Few thought there could be worse than Boris Johnson and then along comes Liz Truss. Likewise, the catastrophe of the Chancellor’s mini-budget continues to wreak havoc, lurching our economy further towards the abyss, the unfairness of it now superseded by the disaster it’s unleashing on our economy.

Pension funds were threatened and now it’s the calamity of rising interest rates. The former action is quite incredible. But hey ho, his rich pals wanted their tax cuts and hedge funds were waiting to pounce, with us paying the price. So on he plunged.

Now those on mortgages will be fearful of what winter might bring – and that’s along with the energy bills they will be expected to pay. If interest rates go to six per cent as is predicted, it will be even higher for mortgages. Families will be expected to find several hundred pounds more per month when they’re already struggling. Even those on fixed rates know that a day of reckoning will come. How are they to prepare for that?
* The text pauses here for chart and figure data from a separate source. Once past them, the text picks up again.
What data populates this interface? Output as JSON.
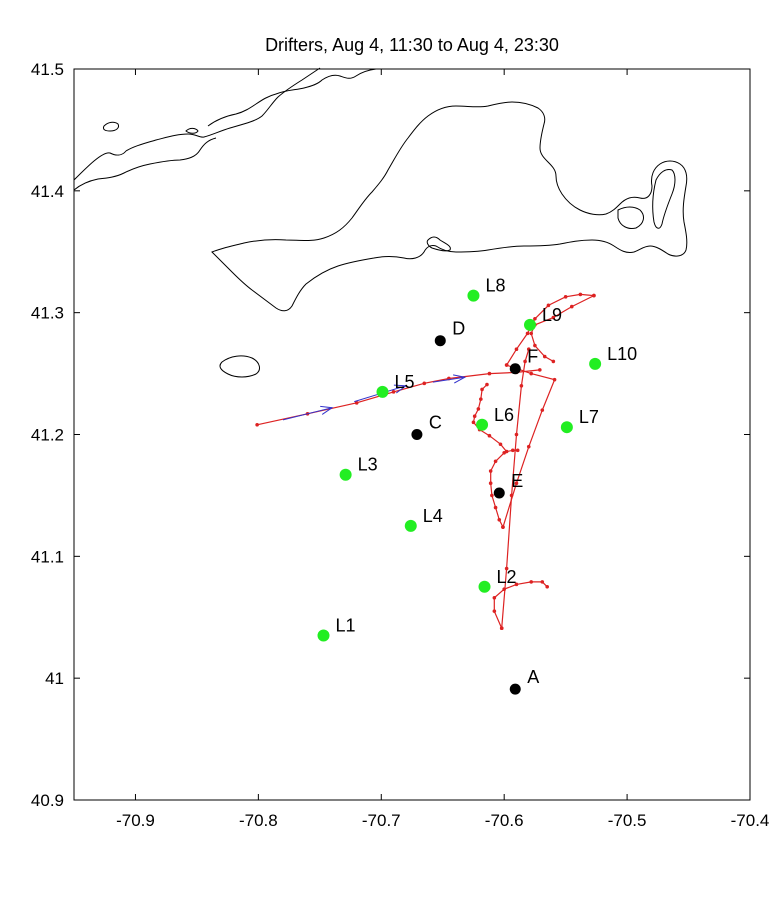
{
  "chart_data": {
    "type": "scatter",
    "title": "Drifters, Aug 4, 11:30 to Aug 4, 23:30",
    "xlabel": "",
    "ylabel": "",
    "xlim": [
      -70.95,
      -70.4
    ],
    "ylim": [
      40.9,
      41.5
    ],
    "x_ticks": [
      -70.9,
      -70.8,
      -70.7,
      -70.6,
      -70.5,
      -70.4
    ],
    "x_tick_labels": [
      "-70.9",
      "-70.8",
      "-70.7",
      "-70.6",
      "-70.5",
      "-70.4"
    ],
    "y_ticks": [
      40.9,
      41.0,
      41.1,
      41.2,
      41.3,
      41.4,
      41.5
    ],
    "y_tick_labels": [
      "40.9",
      "41",
      "41.1",
      "41.2",
      "41.3",
      "41.4",
      "41.5"
    ],
    "grid": false,
    "colors": {
      "mooring": "#000000",
      "drifter_station": "#22ee22",
      "track": "#dd2222",
      "velocity": "#3333cc",
      "coast": "#000000"
    },
    "moorings": [
      {
        "label": "A",
        "x": -70.591,
        "y": 40.991
      },
      {
        "label": "C",
        "x": -70.671,
        "y": 41.2
      },
      {
        "label": "D",
        "x": -70.652,
        "y": 41.277
      },
      {
        "label": "E",
        "x": -70.604,
        "y": 41.152
      },
      {
        "label": "F",
        "x": -70.591,
        "y": 41.254
      }
    ],
    "stations": [
      {
        "label": "L1",
        "x": -70.747,
        "y": 41.035
      },
      {
        "label": "L2",
        "x": -70.616,
        "y": 41.075
      },
      {
        "label": "L3",
        "x": -70.729,
        "y": 41.167
      },
      {
        "label": "L4",
        "x": -70.676,
        "y": 41.125
      },
      {
        "label": "L5",
        "x": -70.699,
        "y": 41.235
      },
      {
        "label": "L6",
        "x": -70.618,
        "y": 41.208
      },
      {
        "label": "L7",
        "x": -70.549,
        "y": 41.206
      },
      {
        "label": "L8",
        "x": -70.625,
        "y": 41.314
      },
      {
        "label": "L9",
        "x": -70.579,
        "y": 41.29
      },
      {
        "label": "L10",
        "x": -70.526,
        "y": 41.258
      }
    ],
    "tracks": [
      [
        [
          -70.801,
          41.208
        ],
        [
          -70.76,
          41.217
        ],
        [
          -70.72,
          41.226
        ],
        [
          -70.69,
          41.235
        ],
        [
          -70.665,
          41.242
        ],
        [
          -70.645,
          41.246
        ],
        [
          -70.612,
          41.25
        ],
        [
          -70.59,
          41.251
        ],
        [
          -70.571,
          41.253
        ]
      ],
      [
        [
          -70.602,
          41.041
        ],
        [
          -70.608,
          41.055
        ],
        [
          -70.608,
          41.066
        ],
        [
          -70.6,
          41.073
        ],
        [
          -70.59,
          41.077
        ],
        [
          -70.578,
          41.079
        ],
        [
          -70.569,
          41.079
        ],
        [
          -70.565,
          41.075
        ]
      ],
      [
        [
          -70.602,
          41.041
        ],
        [
          -70.598,
          41.09
        ],
        [
          -70.594,
          41.15
        ],
        [
          -70.59,
          41.2
        ],
        [
          -70.586,
          41.24
        ],
        [
          -70.583,
          41.26
        ],
        [
          -70.58,
          41.27
        ]
      ],
      [
        [
          -70.614,
          41.241
        ],
        [
          -70.618,
          41.237
        ],
        [
          -70.619,
          41.229
        ],
        [
          -70.621,
          41.221
        ],
        [
          -70.624,
          41.215
        ],
        [
          -70.625,
          41.21
        ],
        [
          -70.62,
          41.204
        ],
        [
          -70.612,
          41.199
        ],
        [
          -70.603,
          41.192
        ],
        [
          -70.598,
          41.186
        ],
        [
          -70.593,
          41.187
        ],
        [
          -70.589,
          41.187
        ]
      ],
      [
        [
          -70.6,
          41.185
        ],
        [
          -70.607,
          41.178
        ],
        [
          -70.611,
          41.17
        ],
        [
          -70.611,
          41.16
        ],
        [
          -70.61,
          41.15
        ],
        [
          -70.607,
          41.14
        ],
        [
          -70.604,
          41.13
        ],
        [
          -70.601,
          41.124
        ]
      ],
      [
        [
          -70.601,
          41.124
        ],
        [
          -70.59,
          41.16
        ],
        [
          -70.58,
          41.19
        ],
        [
          -70.569,
          41.22
        ],
        [
          -70.559,
          41.245
        ],
        [
          -70.578,
          41.25
        ],
        [
          -70.598,
          41.257
        ]
      ],
      [
        [
          -70.598,
          41.257
        ],
        [
          -70.59,
          41.27
        ],
        [
          -70.581,
          41.283
        ],
        [
          -70.575,
          41.295
        ],
        [
          -70.564,
          41.306
        ],
        [
          -70.55,
          41.313
        ],
        [
          -70.538,
          41.315
        ],
        [
          -70.527,
          41.314
        ]
      ],
      [
        [
          -70.527,
          41.314
        ],
        [
          -70.545,
          41.305
        ],
        [
          -70.56,
          41.296
        ],
        [
          -70.575,
          41.29
        ],
        [
          -70.578,
          41.283
        ],
        [
          -70.575,
          41.273
        ],
        [
          -70.567,
          41.264
        ],
        [
          -70.56,
          41.26
        ]
      ]
    ],
    "velocity_vectors": [
      [
        [
          -70.78,
          41.212
        ],
        [
          -70.74,
          41.222
        ]
      ],
      [
        [
          -70.722,
          41.227
        ],
        [
          -70.68,
          41.24
        ]
      ],
      [
        [
          -70.658,
          41.243
        ],
        [
          -70.632,
          41.247
        ]
      ]
    ]
  }
}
Wages aren’t rising anything like the cost of living.

The effect on businesses is just as harmful. All these tax cuts were supposed to see a surge in growth but rising interest rates will see businesses fold. Many businesses operate on overdraft. It’s just part of the job and they can’t operate without it. It was that way in my legal practice as it is for my friend in his joinery firm.

Rising interest rates will hammer them as overdraft rates, as with mortgages, are higher than the base rate. This means that businesses already operating on the edge, struggling to meet energy bills, might go to the wall. That will apply across the board to those offering professional services as to those doing trades. Firms that were built through hard work and effort over years and sometimes generations will crash.

This is incalculable self-harm to our economy. Johnson only said “F business”, Kwarteng’s now doing it.